Longtime residents of Birmingham’s Norwood neighborhood remember the days when Carraway thrived in their community.
“[It was] really nice,” said Bill Smith, who has lived near the hospital since 1970. “People [would] walk up and down the street, going to catch the bus, going to work.”
Smith said three of his sisters used to work at the hospital, which closed in 2008 when it went bankrupt after serving the community for 100 years.
Since its abrupt closure, vandals and vagrants have closed in on the building; windows are smashed, walls are spray painted with curse words, and trash and old hospital furnishings and supplies are strewn all over.
In addition to being an eyesore, Smith worries that the abandoned hospital creates safety issues for neighbors.
“People can’t walk over here anymore because somebody may jump out from around the building– around the corner somewhere and grab their purse,” Smith said. “I’m just surprised nobody’s set it on fire, living in that place when it’s cold.”
Several entrances to the hospital remain open, for anyone to venture inside.
The Lovelady Center, a local nonprofit which provides assistance to women and children in need, owns the property.

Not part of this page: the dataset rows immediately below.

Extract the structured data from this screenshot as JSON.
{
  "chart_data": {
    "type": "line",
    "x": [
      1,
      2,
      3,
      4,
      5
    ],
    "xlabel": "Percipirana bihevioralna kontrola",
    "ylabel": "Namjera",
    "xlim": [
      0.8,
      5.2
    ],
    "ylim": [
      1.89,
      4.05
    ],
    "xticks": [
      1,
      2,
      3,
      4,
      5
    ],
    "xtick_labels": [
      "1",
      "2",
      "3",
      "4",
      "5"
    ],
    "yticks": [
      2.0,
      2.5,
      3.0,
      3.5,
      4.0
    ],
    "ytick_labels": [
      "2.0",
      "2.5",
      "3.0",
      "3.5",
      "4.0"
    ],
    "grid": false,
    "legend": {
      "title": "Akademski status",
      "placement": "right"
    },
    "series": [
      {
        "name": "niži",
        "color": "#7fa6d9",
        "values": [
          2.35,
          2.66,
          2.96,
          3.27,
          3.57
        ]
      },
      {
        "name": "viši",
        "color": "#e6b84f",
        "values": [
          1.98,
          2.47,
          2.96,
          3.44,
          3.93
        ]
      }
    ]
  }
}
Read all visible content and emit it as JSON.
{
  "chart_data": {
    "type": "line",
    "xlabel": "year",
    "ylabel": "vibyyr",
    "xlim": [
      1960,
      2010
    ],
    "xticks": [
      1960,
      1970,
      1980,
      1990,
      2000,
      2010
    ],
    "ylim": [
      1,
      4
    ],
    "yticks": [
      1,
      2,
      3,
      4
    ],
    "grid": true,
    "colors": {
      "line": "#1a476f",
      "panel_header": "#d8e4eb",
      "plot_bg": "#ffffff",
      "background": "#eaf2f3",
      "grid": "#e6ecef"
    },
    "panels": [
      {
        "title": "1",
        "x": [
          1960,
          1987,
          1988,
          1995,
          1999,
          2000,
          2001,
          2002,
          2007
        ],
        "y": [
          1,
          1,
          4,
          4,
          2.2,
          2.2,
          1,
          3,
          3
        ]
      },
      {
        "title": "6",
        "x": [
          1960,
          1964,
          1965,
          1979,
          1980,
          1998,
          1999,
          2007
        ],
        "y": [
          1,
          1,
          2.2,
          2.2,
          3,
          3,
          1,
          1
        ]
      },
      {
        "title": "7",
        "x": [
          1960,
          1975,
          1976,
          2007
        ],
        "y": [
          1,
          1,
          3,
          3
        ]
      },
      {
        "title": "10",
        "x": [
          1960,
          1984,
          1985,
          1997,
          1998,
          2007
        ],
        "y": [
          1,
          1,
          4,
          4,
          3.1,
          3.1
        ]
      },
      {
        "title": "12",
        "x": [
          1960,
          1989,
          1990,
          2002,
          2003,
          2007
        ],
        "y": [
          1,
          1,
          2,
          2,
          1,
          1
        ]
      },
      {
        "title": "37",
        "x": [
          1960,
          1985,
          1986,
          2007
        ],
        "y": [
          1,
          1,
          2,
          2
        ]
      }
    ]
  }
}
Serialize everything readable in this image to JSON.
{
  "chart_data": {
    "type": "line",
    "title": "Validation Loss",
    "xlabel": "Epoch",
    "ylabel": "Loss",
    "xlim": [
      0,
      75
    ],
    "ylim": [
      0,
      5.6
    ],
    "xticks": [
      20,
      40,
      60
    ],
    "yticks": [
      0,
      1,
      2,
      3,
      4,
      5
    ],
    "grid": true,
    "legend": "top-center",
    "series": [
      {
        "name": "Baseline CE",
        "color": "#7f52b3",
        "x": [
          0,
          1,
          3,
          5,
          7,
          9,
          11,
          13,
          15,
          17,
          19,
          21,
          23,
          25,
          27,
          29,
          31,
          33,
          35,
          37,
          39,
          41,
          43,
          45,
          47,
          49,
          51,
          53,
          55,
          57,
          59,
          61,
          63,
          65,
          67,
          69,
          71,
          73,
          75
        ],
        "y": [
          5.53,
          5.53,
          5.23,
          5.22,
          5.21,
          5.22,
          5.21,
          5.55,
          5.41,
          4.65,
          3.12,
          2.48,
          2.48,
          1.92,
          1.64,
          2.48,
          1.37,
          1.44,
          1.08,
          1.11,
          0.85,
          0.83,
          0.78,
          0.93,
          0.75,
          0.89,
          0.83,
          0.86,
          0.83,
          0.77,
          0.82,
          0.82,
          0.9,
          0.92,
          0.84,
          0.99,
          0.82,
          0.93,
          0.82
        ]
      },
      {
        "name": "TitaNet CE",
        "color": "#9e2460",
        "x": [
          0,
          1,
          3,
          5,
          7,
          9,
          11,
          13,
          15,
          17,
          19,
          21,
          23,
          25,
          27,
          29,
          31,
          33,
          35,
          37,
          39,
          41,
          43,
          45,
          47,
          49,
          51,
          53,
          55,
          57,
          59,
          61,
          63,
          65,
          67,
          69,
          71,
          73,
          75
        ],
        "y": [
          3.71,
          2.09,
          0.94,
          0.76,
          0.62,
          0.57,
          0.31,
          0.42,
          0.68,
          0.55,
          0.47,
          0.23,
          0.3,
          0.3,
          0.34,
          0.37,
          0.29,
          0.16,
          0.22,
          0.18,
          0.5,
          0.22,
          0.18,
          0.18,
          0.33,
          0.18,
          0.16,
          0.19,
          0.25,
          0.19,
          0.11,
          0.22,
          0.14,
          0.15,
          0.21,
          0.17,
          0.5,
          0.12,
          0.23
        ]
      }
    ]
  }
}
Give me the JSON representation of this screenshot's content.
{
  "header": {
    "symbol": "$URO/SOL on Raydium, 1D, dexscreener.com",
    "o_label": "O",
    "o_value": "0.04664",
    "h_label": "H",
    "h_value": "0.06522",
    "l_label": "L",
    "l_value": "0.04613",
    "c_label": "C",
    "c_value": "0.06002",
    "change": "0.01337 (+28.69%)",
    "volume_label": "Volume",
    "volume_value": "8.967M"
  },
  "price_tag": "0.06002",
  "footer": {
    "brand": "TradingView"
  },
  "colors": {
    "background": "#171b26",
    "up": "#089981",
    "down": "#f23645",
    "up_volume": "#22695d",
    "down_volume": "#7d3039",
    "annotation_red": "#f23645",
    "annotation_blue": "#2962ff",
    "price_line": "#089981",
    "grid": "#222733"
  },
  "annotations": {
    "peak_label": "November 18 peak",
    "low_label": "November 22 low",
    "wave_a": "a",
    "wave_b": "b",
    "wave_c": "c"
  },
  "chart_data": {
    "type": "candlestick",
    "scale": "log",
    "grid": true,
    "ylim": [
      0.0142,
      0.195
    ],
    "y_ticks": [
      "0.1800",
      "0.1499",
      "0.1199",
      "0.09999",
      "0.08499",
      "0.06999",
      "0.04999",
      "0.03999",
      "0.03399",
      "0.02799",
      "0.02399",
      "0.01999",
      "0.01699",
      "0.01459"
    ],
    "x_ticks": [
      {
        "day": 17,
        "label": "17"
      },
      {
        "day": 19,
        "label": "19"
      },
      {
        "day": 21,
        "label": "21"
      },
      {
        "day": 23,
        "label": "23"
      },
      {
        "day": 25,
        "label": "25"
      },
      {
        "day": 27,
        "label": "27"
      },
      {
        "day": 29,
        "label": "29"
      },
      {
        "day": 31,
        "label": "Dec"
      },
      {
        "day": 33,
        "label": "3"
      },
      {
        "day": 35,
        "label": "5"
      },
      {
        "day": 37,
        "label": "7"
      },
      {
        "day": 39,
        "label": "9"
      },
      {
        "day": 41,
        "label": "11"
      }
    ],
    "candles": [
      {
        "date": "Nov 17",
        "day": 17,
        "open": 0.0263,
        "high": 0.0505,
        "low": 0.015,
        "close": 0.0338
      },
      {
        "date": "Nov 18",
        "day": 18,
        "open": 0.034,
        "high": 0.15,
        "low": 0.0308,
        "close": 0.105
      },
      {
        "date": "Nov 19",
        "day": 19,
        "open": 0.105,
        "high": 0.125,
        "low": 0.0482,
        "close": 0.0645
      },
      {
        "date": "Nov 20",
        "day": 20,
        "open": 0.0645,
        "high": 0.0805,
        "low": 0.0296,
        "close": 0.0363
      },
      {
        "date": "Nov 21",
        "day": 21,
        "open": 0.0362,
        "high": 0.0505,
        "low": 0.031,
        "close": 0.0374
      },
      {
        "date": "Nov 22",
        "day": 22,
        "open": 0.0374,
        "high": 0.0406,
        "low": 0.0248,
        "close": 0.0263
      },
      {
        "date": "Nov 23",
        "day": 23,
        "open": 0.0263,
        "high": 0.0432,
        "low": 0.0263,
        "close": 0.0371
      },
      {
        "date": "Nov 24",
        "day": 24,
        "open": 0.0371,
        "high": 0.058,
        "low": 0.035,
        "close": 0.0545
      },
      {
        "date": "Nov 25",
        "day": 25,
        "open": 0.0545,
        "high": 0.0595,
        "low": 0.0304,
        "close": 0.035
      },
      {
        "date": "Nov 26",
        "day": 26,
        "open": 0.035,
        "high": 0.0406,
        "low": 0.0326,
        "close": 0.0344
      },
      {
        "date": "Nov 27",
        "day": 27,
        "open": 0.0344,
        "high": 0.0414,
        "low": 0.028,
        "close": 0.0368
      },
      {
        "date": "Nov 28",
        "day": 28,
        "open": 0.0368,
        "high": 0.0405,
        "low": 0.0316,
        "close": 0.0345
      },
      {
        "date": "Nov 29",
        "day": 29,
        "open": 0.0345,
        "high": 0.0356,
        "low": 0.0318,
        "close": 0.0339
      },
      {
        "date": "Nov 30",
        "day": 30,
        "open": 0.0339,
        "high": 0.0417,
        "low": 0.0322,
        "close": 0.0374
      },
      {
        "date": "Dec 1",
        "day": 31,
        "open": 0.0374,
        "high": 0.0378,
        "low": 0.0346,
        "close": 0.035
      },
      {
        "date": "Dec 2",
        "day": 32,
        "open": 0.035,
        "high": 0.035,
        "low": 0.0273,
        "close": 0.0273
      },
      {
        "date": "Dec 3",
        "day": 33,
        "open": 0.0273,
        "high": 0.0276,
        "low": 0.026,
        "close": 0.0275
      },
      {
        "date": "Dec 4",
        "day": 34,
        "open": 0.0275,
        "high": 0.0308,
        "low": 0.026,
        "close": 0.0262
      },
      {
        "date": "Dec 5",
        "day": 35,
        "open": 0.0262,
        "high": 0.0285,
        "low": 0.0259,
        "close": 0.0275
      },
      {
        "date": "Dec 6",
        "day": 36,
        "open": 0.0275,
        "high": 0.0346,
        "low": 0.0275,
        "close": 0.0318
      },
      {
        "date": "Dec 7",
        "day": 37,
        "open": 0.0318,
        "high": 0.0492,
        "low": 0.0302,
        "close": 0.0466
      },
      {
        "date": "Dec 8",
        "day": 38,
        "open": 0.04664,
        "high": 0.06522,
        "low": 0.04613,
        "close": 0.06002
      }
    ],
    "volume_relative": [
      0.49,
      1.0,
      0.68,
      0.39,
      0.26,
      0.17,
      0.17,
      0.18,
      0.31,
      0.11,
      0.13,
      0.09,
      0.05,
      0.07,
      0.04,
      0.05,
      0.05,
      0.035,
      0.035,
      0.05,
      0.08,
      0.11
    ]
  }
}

According to Lovelady’s founder, Brenda Spahn, the property was donated to her organization in 2011. She planned to open a facility there, but members of the community ultimately pushed Lovelady out, and the facility never opened.
Several people living near Carraway spoke to CBS 42 Wednesday, and all of them said they would have preferred for Lovelady to have used the building.
Spahn said Lovelady has been trying to sell the property for several years. During that time, the property was under three contracts, which fell through.
Spahn said the property is now under contract for a fourth time. She was unable to share any information about the potential buyer due to a nondisclosure agreement, but she expressed optimism for the property’s future.